LAWRENCEVILLE, Ga. — Black Book’s Used Vehicle Retention Index for fell 0.8% from February to 113 heading into April. The index is calculated using Black Book’s published wholesale average value on two- to six-year-old vehicles as a percent of original typically equipped MSRP.

The vehicle valuation firm noted that rising interest rates and auto loan delinquencies have led to a slight tightening of credit availability. Incentives also continue to rise, while certified pre-owned growth has continued to slow.
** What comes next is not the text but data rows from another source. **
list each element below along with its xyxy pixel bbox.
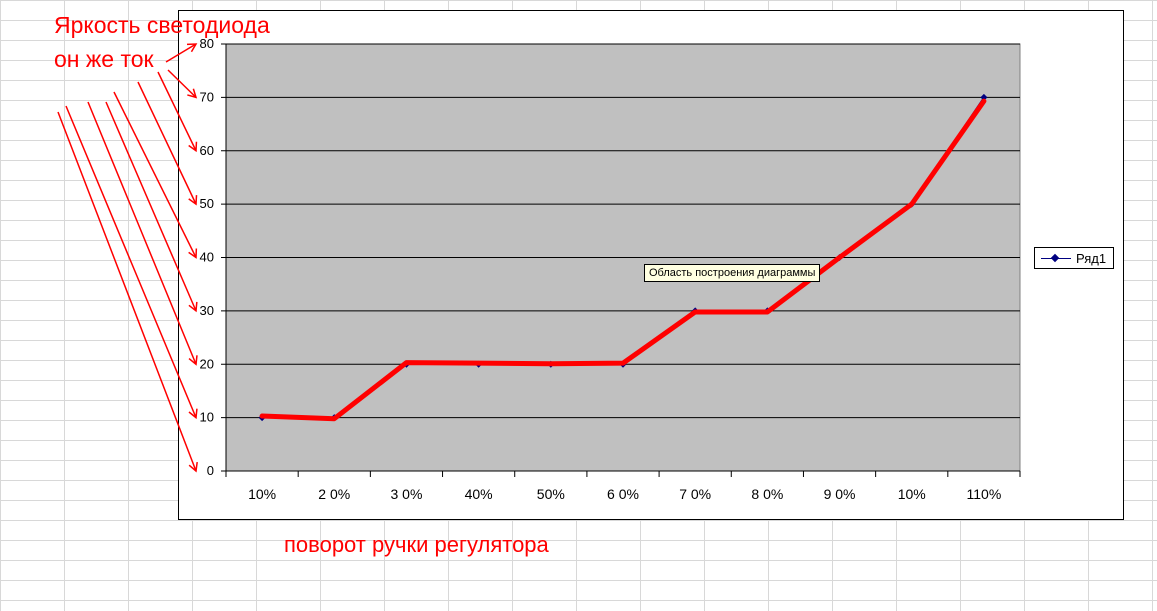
y-tick-label: 70: [200, 89, 214, 104]
x-tick-label: 40%: [465, 486, 493, 502]
x-tick-label: 3 0%: [390, 486, 422, 502]
arrow-shaft: [57, 111, 197, 472]
x-tick-label: 7 0%: [679, 486, 711, 502]
overlay-polyline: [259, 98, 987, 422]
x-tick-label: 50%: [537, 486, 565, 502]
arrow-shaft: [167, 69, 197, 98]
y-tick-label: 40: [200, 250, 214, 265]
arrow-shaft: [87, 101, 197, 365]
annotation-x-label: поворот ручки регулятора: [284, 532, 549, 557]
annotation-y-line1: Яркость светодиода: [54, 12, 270, 38]
data-point-marker: [980, 93, 988, 101]
axes: [221, 43, 1021, 477]
x-tick-label: 9 0%: [824, 486, 856, 502]
arrow-head: [188, 248, 198, 259]
x-tick-labels: 10% 2 0% 3 0% 40% 50% 6 0% 7 0% 8 0% 9 0% 10% 110%: [248, 486, 1001, 502]
legend[interactable]: Ряд1: [1034, 247, 1114, 269]
red-overlay-line: [259, 98, 987, 422]
y-tick-label: 50: [200, 196, 214, 211]
y-tick-label: 10: [200, 410, 214, 425]
x-tick-label: 8 0%: [751, 486, 783, 502]
arrow-head: [187, 88, 198, 99]
y-tick-label: 30: [200, 303, 214, 318]
y-tick-label: 20: [200, 356, 214, 371]
y-tick-label: 80: [200, 36, 214, 51]
annotation-arrows: [57, 43, 198, 473]
x-tick-label: 10%: [248, 486, 276, 502]
x-tick-label: 10%: [898, 486, 926, 502]
arrow-head: [188, 355, 198, 366]
x-tick-label: 6 0%: [607, 486, 639, 502]
arrow-shaft: [137, 81, 197, 205]
legend-diamond-icon: [1050, 253, 1060, 263]
y-tick-label: 0: [207, 463, 214, 478]
plot-area-tooltip: Область построения диаграммы: [644, 264, 821, 282]
y-tick-labels: 0 10 20 30 40 50 60 70 80: [200, 36, 214, 478]
arrow-head: [186, 43, 198, 53]
annotation-y-line2: он же ток: [54, 46, 154, 72]
arrow-head: [188, 461, 198, 473]
arrow-head: [188, 301, 198, 313]
arrow-head: [188, 141, 198, 153]
x-tick-label: 110%: [967, 486, 1002, 502]
legend-label: Ряд1: [1076, 251, 1107, 266]
arrow-shaft: [113, 91, 197, 258]
arrow-shaft: [165, 43, 197, 63]
arrow-shaft: [65, 105, 197, 418]
arrow-shaft: [105, 101, 197, 312]
x-tick-label: 2 0%: [318, 486, 350, 502]
arrow-shaft: [157, 71, 197, 152]
arrow-head: [188, 408, 198, 420]
y-tick-label: 60: [200, 143, 214, 158]
arrow-head: [188, 195, 198, 206]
Combined, these factors are creating downward pressure on retention values, resulting in the downward trend in the monthly index, which is weighted based on vehicle registration volume and adjusted seasonality, vehicle age, mileage, condition and inflation.

The two segments showing the most significant drops based on their index calculations were subcompact cars, which fell 2.2% and Compact Crossovers, which fell 1.6%.

“We are continuing to see that the market is steadily declining, and a typical four-year-old vehicle is not retaining the same value over time,” said Anil Goyal, senior vice president of automotive valuation and analytics for Black Book. “Given the direction of supply, demand, incentives and interest rates, we feel this easing downward trend for the Index will continue throughout the balance of 2017.”

The Index dates back to January 2005, when Black Book published a benchmark index value of 100 for the market. In 2008, the index dropped by 14.1%. It dropped by 6.4% in 2016. During 2011, the index rose strongly from 113.3 to 123 by the end of the year, as the economy picked up steam and used-vehicle values rose higher. It continued to remain relatively stable, peaking at 128.1 in May 2014.

Since registering a score of 125.9 in May 2015, however, the index has fallen steadily. This recent trend illustrates a continued, yet slow, weakening of the used-vehicle market as a result of cresting demand and increased supply in the used market, according to the firm.